Family is paramount to Storer and that is another cornerstone of Silos, whether it is I Wonder Joe, written when her youngest song Joe was a two-month-old asleep beside her, or collaborations with her brother Greg, who is both farmer and songwriter.
The one song on Silos that Sara didn’t have a hand in writing is Greg’s Here We Go Again, which perfectly frames the highs and lows of life on the land. The album’s opening track, My Diamond, is a tribute to Greg and Sara’s father with a duet vocal performance from Greg.
“My Diamond represents my songwriting in so many ways, waiting about someone who is close to me, with contributions from all my siblings about dad. When it’s real the song already has all the colours, the emotions, the story line. Dad taught us to love each other for who we are and to look out for each other. I love having my big brother sing it with me. We’re such a close family and it’s a perfect way to start the album.’’

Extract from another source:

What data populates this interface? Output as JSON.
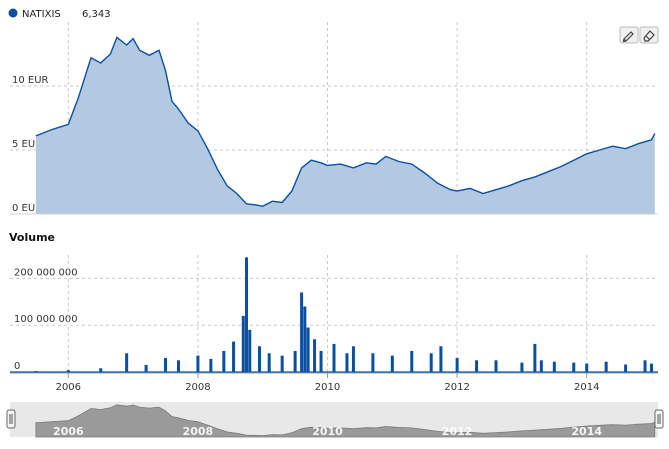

Images of Australia burn through Silos with all the clarity of an outback sunset, from Purple Cockies, with inspiration courtesy of John Williamson, whose latest album features a song inspired by Sara, to Amazing Night, about a night around the campfire, or Dandelions, where Sara sings about the “weather pulling on my heart like a puppet on a string.’’
And in closing there is It Don’t Mean Jack, one of the most extraordinary songs Sara has written in a catalogue now bulging with Australian classics and given a stunning musical setting in collaboration with producer Matt Fell. And yes, it’s another song about the rain.

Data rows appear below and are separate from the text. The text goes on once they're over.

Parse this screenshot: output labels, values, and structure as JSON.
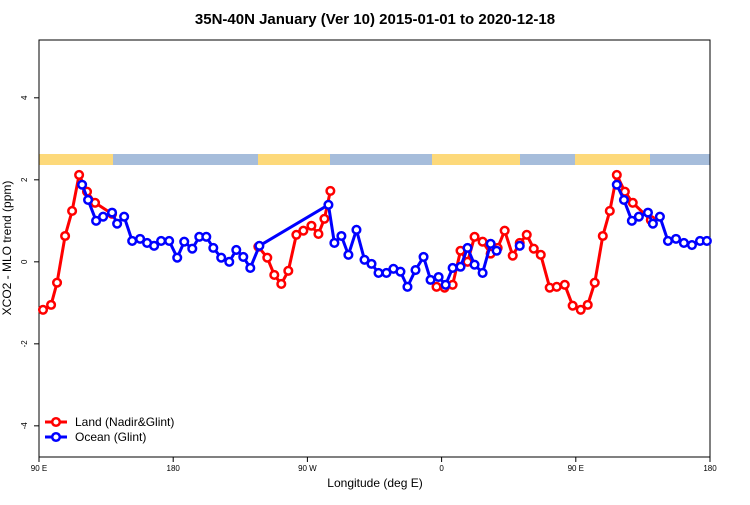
{
  "chart_data": {
    "type": "line",
    "title": "35N-40N January (Ver 10)   2015-01-01 to 2020-12-18",
    "x_label": "Longitude (deg E)",
    "y_label": "XCO2 - MLO trend (ppm)",
    "xlim": [
      90,
      540
    ],
    "xticks": [
      {
        "value": 90,
        "label": "90 E"
      },
      {
        "value": 180,
        "label": "180"
      },
      {
        "value": 270,
        "label": "90 W"
      },
      {
        "value": 360,
        "label": "0"
      },
      {
        "value": 450,
        "label": "90 E"
      },
      {
        "value": 540,
        "label": "180"
      }
    ],
    "ylim": [
      -4.76,
      5.41
    ],
    "yticks": [
      -4,
      -2,
      0,
      2,
      4
    ],
    "legend": "bottom-left",
    "series": [
      {
        "name": "Land (Nadir&Glint)",
        "color": "#ff0000",
        "x": [
          92.7,
          98.1,
          102.1,
          107.5,
          112.2,
          116.9,
          122.2,
          127.6,
          139.0,
          null,
          237.1,
          243.1,
          247.8,
          252.5,
          257.2,
          262.6,
          267.3,
          272.7,
          277.4,
          281.4,
          285.4,
          null,
          356.6,
          362.0,
          367.4,
          372.7,
          377.4,
          382.1,
          387.5,
          392.9,
          397.6,
          402.3,
          407.7,
          412.4,
          417.1,
          421.8,
          426.5,
          432.5,
          437.2,
          442.6,
          447.9,
          453.3,
          458.0,
          462.7,
          468.1,
          472.8,
          477.5,
          482.9,
          488.2,
          500.3
        ],
        "values": [
          -1.17,
          -1.05,
          -0.51,
          0.63,
          1.24,
          2.12,
          1.71,
          1.44,
          1.17,
          null,
          0.37,
          0.1,
          -0.32,
          -0.54,
          -0.22,
          0.66,
          0.76,
          0.88,
          0.68,
          1.05,
          1.73,
          null,
          -0.61,
          -0.63,
          -0.56,
          0.27,
          0,
          0.61,
          0.49,
          0.2,
          0.34,
          0.76,
          0.15,
          0.46,
          0.66,
          0.32,
          0.17,
          -0.63,
          -0.61,
          -0.56,
          -1.07,
          -1.17,
          -1.05,
          -0.51,
          0.63,
          1.24,
          2.12,
          1.71,
          1.44,
          1.02
        ]
      },
      {
        "name": "Ocean (Glint)",
        "color": "#0000ff",
        "x": [
          118.9,
          122.9,
          128.3,
          133.0,
          139.0,
          142.4,
          147.1,
          152.5,
          157.8,
          162.5,
          167.2,
          171.9,
          177.3,
          182.7,
          187.4,
          192.8,
          197.5,
          202.2,
          206.9,
          212.2,
          217.6,
          222.3,
          227.0,
          231.7,
          237.8,
          284.1,
          288.1,
          292.8,
          297.5,
          302.9,
          308.3,
          313.0,
          317.7,
          323.0,
          327.7,
          332.4,
          337.1,
          342.5,
          347.9,
          352.6,
          358.0,
          362.7,
          367.4,
          372.7,
          377.4,
          382.1,
          387.5,
          392.9,
          396.9,
          null,
          412.4,
          null,
          477.5,
          482.3,
          487.6,
          492.3,
          498.4,
          501.7,
          506.4,
          511.8,
          517.2,
          522.5,
          527.9,
          533.3,
          537.9
        ],
        "values": [
          1.88,
          1.51,
          1.0,
          1.1,
          1.2,
          0.93,
          1.1,
          0.51,
          0.56,
          0.46,
          0.39,
          0.51,
          0.51,
          0.1,
          0.49,
          0.32,
          0.61,
          0.61,
          0.34,
          0.1,
          0.0,
          0.29,
          0.12,
          -0.15,
          0.39,
          1.39,
          0.46,
          0.63,
          0.17,
          0.78,
          0.05,
          -0.05,
          -0.27,
          -0.27,
          -0.17,
          -0.24,
          -0.61,
          -0.2,
          0.12,
          -0.44,
          -0.37,
          -0.56,
          -0.15,
          -0.12,
          0.34,
          -0.07,
          -0.27,
          0.44,
          0.27,
          null,
          0.39,
          null,
          1.88,
          1.51,
          1.0,
          1.1,
          1.2,
          0.93,
          1.1,
          0.51,
          0.56,
          0.46,
          0.41,
          0.51,
          0.51
        ]
      }
    ]
  }
}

“With Matt’s production you can hear the dry, the sadness, the storm, then after the storm, it’s like a weather map.
“Of course I love to sing about the rain because it draws so much emotion out of me. I have a soft spot for people who work on the land. I grew up with that, my family still do it, I see all the struggles and the triumphs. I know how hard they work. I love writing about those people because they are such colourful characters. But how lucky are they to get to live out in the bush?’’
Sara Storer was born to sing about real people, honest emotions, and the land she loves. She has never said it better than she does on Silos.
‘As a child John Williamson mesmerised me with his words and stories, and he still does. There is a song on his latest album about a girl who sings of cockies in a purple coloured sky, and that’s me! I thought, ‘What a beautiful thing .’ And that gave me the title. It’s a song about being happy with what you have. We’re all too busy these days to take the time to look around at what treasures you already have at home. This song reminds me to make sure I stop to watch the cockies in the purple sky.’
‘The song is about someone close to me and their relationship with their father, who now has Alzheimer’s. The sad thing is that they are at a stage in life when they could have the time to talk and be really close but they can’t. Never leave things too late.’
‘I would love to say it’s a love gone wrong song but it’s not about that at all. Sometimes songs come to you in ways I don’t understand but I go with it, and I put my heart and soul into this song.’
Mascara & Song
‘What a special thing to write and record this with Clare O’Meara. It came from a night with a bottle of red and a lot of laughs, and wait until you hear her give it her all with her fiddle solo.’
‘We all go through stages in life where we are a little bit down about something. That was me being torn between being a busy mum and losing sight of my music, I could see it fading into the distance, and then making the decision to do something about it. My wonderful husband would talk me though it to get me inspired again.’